ÇANAKKALE’de Çan ve Biga’da 3 aktif ve 13 proje aşamasında termik santral yer alıyor. Planlanan 13 santralın 2’si inşaat halinde, 11’i de proje aşamasında. Çanakkale’de termik santrallar Lapseki, Biga, Çan, Ezine ve Yenice’de planlanıyor.

ZONGULDAK Ciddi tahribata uğrayan Zonguldak’a da Ereğli- Amasra arasındaki sahil şeridine 13 termik sanral planlanıyor. Bunlardan 4’ü aktif çalışıyor. Diğerleri proje aşamasında. Santrallar Ereğli, Kandilli, Çatalağzı, Muslu, Saltukova, Sazköy, Amasra Mugada’da yer alıyor.

TRAKYA Son olarak, Çevre ve Şehircilik Bakanlığı, yeni bir KHK ile İstanbul – Silivri , Tekirdağ -Çerkezköy ve Kırklareli Vize’de tarım ve orman alanı iki bölgeyi “Enerji Üretim Alanı” ilan ederek, termik santral yapılmasının önünü açtı. Bölge halkı ve çevre aktivistleri karara itiraz etti. İtiraz üzerine santralların yeri kaydırıldı. Şu anda da meşe ormanlarını tehdit ediyor.

HATAY İskenderun’a bağlı Sarıseki’de aktif konumda 2 termik santral var.

ESKİŞEHİR Alpu, Konya Karapınar, Karaman Ayrancı ve Afyon Dinar da birden fazla santralın projelendirildiği yerler.

HES İSYANI

Karadeniz Bölgesi’nde faal durumdaki yüzü aşkın HES, canlı hayatını olumsuz etkiledi. Yeraltı sularının yerini değiştirdi. Amasya Yeşildere Mahallesi’nden geçen Yeşilırmak üzerine kurulması planlanan HES’e karşı da halk sokağa döküldü.

Loç Vadisi’nde ısrar

Danıştay kararıyla HES’ten kurtarılan Kastamonu Loç Vadisi üzerinde yine kara bulutlar dolaşıyor. Projesi yargıya takılan Orya İnşaat, yeni bir raporla Çevre ve Şehircilik Bakanlığı’na başvurdu. Şirket yeni raporda proje alanını, Küre Dağları Milli Parkı’ndan yalnızca 245 metre uzağa çekti.

Fotoğraflarda kalacak

Çorlu – Çerkezköy – Lüleburgaz civarındaki sanayi tesisleri Ergene Nehri’ne yıllardır atıklarını deşarj ediyor. Nehirde canlı bırakmamış. Simsiyah akan nehrin etrafında tarım yapılıyor. Çevre sakinleri bölgede çevre mücadelesini sürdürüyor. Türkiye’deki 25 akarsu havzasından biri, bölgenin önemli su kaynağı olan Büyük Menderes Havzası ve Nehri de büyük risk altında ve kirlilik alarmı veriyor. Çevresinde tarım yapılan nehir, evsel ve endüstriyel atıklar nedeniyle kırmızı renkte akıyor. Tarım alanları, bu suyla sulanıyor. Nehirden gelen koku, her noktadan hissediliyor.

Yeşil Yol direnişi

Karadeniz yaylalarını birbirine bağlayarak turizm yatırımlarına açmayı hedefleyen Yeşil Yol projesine karşı yaylalarda verilen mücadele sürüyor. Projenin Çamlıhemşin’in Yukarı Kavron ve Samistal yaylalarını birbirine bağlayacağı ifade ediliyor.
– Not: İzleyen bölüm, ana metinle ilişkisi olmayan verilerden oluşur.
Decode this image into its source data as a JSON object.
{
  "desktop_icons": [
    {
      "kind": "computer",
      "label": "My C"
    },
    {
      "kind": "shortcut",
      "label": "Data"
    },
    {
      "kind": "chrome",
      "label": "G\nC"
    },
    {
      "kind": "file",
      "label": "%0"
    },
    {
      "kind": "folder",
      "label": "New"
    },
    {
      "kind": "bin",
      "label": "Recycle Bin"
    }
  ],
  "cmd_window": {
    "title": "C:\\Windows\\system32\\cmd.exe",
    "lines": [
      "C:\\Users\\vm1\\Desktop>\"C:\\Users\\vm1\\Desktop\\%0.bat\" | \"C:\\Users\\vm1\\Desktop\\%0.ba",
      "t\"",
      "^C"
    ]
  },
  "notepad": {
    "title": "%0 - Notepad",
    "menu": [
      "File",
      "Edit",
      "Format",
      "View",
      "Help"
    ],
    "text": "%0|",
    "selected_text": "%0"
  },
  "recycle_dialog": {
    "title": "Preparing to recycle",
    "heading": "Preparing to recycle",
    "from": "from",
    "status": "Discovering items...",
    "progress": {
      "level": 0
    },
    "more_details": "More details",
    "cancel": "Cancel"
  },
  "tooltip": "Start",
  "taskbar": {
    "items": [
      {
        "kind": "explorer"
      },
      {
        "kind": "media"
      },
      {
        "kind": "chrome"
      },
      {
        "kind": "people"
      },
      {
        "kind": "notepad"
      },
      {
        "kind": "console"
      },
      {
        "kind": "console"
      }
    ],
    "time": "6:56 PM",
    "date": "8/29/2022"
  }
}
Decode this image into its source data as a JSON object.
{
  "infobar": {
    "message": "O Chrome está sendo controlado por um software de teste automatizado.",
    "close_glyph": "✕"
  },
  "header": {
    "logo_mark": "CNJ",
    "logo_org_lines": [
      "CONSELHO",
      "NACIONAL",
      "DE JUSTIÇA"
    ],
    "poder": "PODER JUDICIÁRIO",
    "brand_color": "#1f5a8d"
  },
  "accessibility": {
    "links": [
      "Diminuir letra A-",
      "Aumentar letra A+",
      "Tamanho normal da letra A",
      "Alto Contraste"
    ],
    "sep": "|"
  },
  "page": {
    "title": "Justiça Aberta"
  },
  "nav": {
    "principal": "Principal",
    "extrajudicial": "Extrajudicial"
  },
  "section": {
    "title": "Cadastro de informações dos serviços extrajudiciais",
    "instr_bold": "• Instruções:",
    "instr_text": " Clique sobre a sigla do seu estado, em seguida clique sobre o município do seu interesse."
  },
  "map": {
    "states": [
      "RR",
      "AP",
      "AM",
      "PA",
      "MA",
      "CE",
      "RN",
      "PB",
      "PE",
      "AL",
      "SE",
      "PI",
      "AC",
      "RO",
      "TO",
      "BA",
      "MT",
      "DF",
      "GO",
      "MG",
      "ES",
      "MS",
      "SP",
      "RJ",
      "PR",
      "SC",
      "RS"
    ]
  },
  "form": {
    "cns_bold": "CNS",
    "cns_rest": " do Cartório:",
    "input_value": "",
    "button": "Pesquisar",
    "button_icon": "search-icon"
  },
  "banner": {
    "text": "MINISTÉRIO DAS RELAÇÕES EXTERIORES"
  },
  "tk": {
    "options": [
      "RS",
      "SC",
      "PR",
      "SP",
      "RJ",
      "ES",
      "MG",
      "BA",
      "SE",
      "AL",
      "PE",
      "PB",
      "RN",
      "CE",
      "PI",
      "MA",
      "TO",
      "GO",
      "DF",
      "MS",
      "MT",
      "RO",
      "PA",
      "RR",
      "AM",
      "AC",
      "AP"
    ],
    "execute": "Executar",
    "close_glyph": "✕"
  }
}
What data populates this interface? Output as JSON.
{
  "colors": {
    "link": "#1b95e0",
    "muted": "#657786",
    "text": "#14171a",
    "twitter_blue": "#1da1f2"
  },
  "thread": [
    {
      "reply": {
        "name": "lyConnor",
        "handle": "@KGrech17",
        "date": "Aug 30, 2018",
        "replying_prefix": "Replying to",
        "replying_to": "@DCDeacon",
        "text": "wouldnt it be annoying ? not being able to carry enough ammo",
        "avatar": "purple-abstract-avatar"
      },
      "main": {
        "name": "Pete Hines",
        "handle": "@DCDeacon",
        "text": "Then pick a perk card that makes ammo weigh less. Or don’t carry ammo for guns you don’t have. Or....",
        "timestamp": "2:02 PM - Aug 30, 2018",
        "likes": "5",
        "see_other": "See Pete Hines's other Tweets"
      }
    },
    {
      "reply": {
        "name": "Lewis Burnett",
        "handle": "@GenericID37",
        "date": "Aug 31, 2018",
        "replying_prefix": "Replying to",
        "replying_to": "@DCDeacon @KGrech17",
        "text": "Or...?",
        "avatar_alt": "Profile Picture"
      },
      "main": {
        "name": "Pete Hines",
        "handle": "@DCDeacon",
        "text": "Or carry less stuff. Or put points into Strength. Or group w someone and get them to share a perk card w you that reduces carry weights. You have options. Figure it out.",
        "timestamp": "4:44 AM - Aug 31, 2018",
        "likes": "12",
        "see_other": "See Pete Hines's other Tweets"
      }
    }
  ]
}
Cerattepe’de ağaç katliamı

Doğa harikası Cerattepe’de, Cengiz Holding halkın tüm itirazlarına karşın maden faaliyetlerine başladı. Çalışmalarla dereler kirlendi, şu ana kadar binlerce ağaç kesildi. Cerattepe’deki maden faaliyetinin cevher işlenmeden doğayı tahrip etmeye başladığını söyleyen Yrd. Doç. Dr. Oğuz Kurdoğlu ve Yeşil Artvin Derneği “Böyle giderse Artvin’i sadece fotoğraflarda göreceğiz” diye uyarıyor.